The Leonberger is a giant dog breed. The breed’s name derives from the city of Leonberg in Baden-Württemberg, Germany. According to legend, the Leonberger was ostensibly bred as a ‘symbolic dog’ that would mimic the lion in the town crest. The first dogs registered as Leonbergers were born in 1846 and had many of the prized qualities of the breeds from which they were derived. During the two world wars, Leonbergers were used to pull the ammunition carts, a service to the breed’s country that resulted in the Leonbergers’ near-destruction. Leonbergers today can have their ancestry traced to the eight dogs that survived World War II. Around the beginning of the 20th Century, Leonbergers were imported by the Government of Canada for use as water rescue/lifesaving dogs. The breed continues in that role today, along with the Newfoundland, Labrador Retriever and Golden Retriever dogs.
Well socialized and trained, the Leonberger is self-assured, insensitive to noise, submissive to family members, friendly toward children, well composed with passersby, and self-disciplined when obliging its family or property with protection.

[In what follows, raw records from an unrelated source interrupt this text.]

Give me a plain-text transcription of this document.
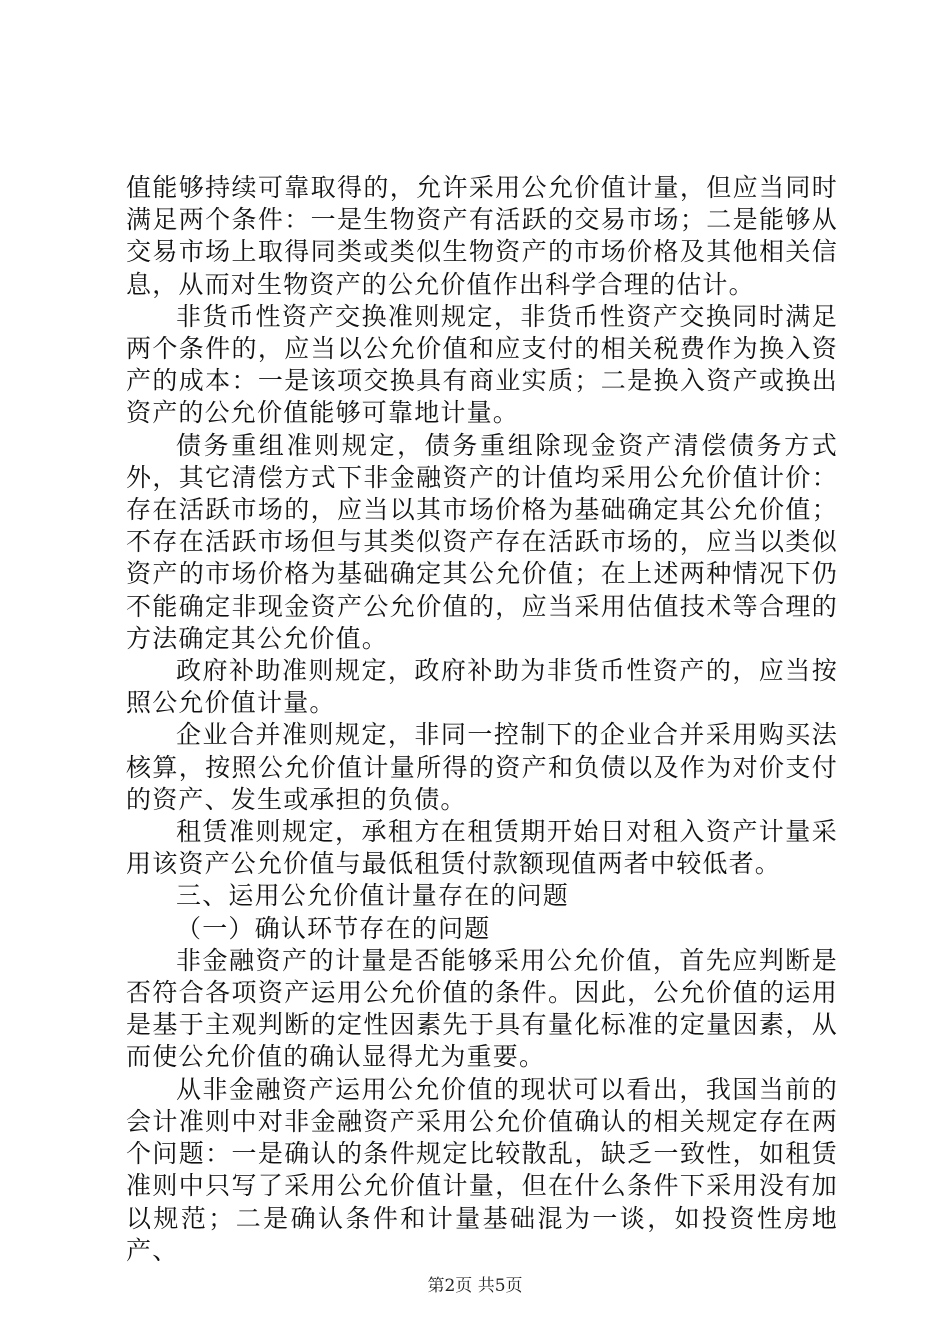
值能够持续可靠取得的，允许采用公允价值计量，但应当同时满足两个条件：一是生物资产有活跃的交易市场；二是能够从交易市场上取得同类或类似生物资产的市场价格及其他相关信息，从而对生物资产的公允价值作出科学合理的估计。

非货币性资产交换准则规定，非货币性资产交换同时满足两个条件的，应当以公允价值和应支付的相关税费作为换入资产的成本：一是该项交换具有商业实质；二是换入资产或换出资产的公允价值能够可靠地计量。

债务重组准则规定，债务重组除现金资产清偿债务方式外，其它清偿方式下非金融资产的计值均采用公允价值计价：存在活跃市场的，应当以其市场价格为基础确定其公允价值；不存在活跃市场但与其类似资产存在活跃市场的，应当以类似资产的市场价格为基础确定其公允价值；在上述两种情况下仍不能确定非现金资产公允价值的，应当采用估值技术等合理的方法确定其公允价值。

政府补助准则规定，政府补助为非货币性资产的，应当按照公允价值计量。

企业合并准则规定，非同一控制下的企业合并采用购买法核算，按照公允价值计量所得的资产和负债以及作为对价支付的资产、发生或承担的负债。

租赁准则规定，承租方在租赁期开始日对租入资产计量采用该资产公允价值与最低租赁付款额现值两者中较低者。

三、运用公允价值计量存在的问题

（一）确认环节存在的问题

非金融资产的计量是否能够采用公允价值，首先应判断是否符合各项资产运用公允价值的条件。因此，公允价值的运用是基于主观判断的定性因素先于具有量化标准的定量因素，从而使公允价值的确认显得尤为重要。

从非金融资产运用公允价值的现状可以看出，我国当前的会计准则中对非金融资产采用公允价值确认的相关规定存在两个问题：一是确认的条件规定比较散乱，缺乏一致性，如租赁准则中只写了采用公允价值计量，但在什么条件下采用没有加以规范；二是确认条件和计量基础混为一谈，如投资性房地产、

第2页 共5页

Robust, loyal, intelligent, playful, and kindly, they can thus be taken anywhere without difficulty and adjust easily to a variety of circumstances, including the introduction of other dogs.
Between 65 to 80 cm / Between 45 and 77 kg.
Generous, water resistant, double coat on his body that is complemented by the long, profuse, outer coat that is durable, relatively straight, lies flat, and fits close, strengthening his silhouette.
Accompanying his striking black mask, a variety of coat colors are acceptable, including all combinations of lion-yellow, red, red-brown, and sand.
A good brushing every week is sufficient to keep it in fine shape, except when the undercoat is being shed; then daily combing or brushing is in order for the duration of the moult. Regular use of a drag comb especially in the undercoat, is highly effective. It is not to be shaved. Its double coat insulates against both heat and cold, and shaving can affect the dog’s natural body temperature regulation.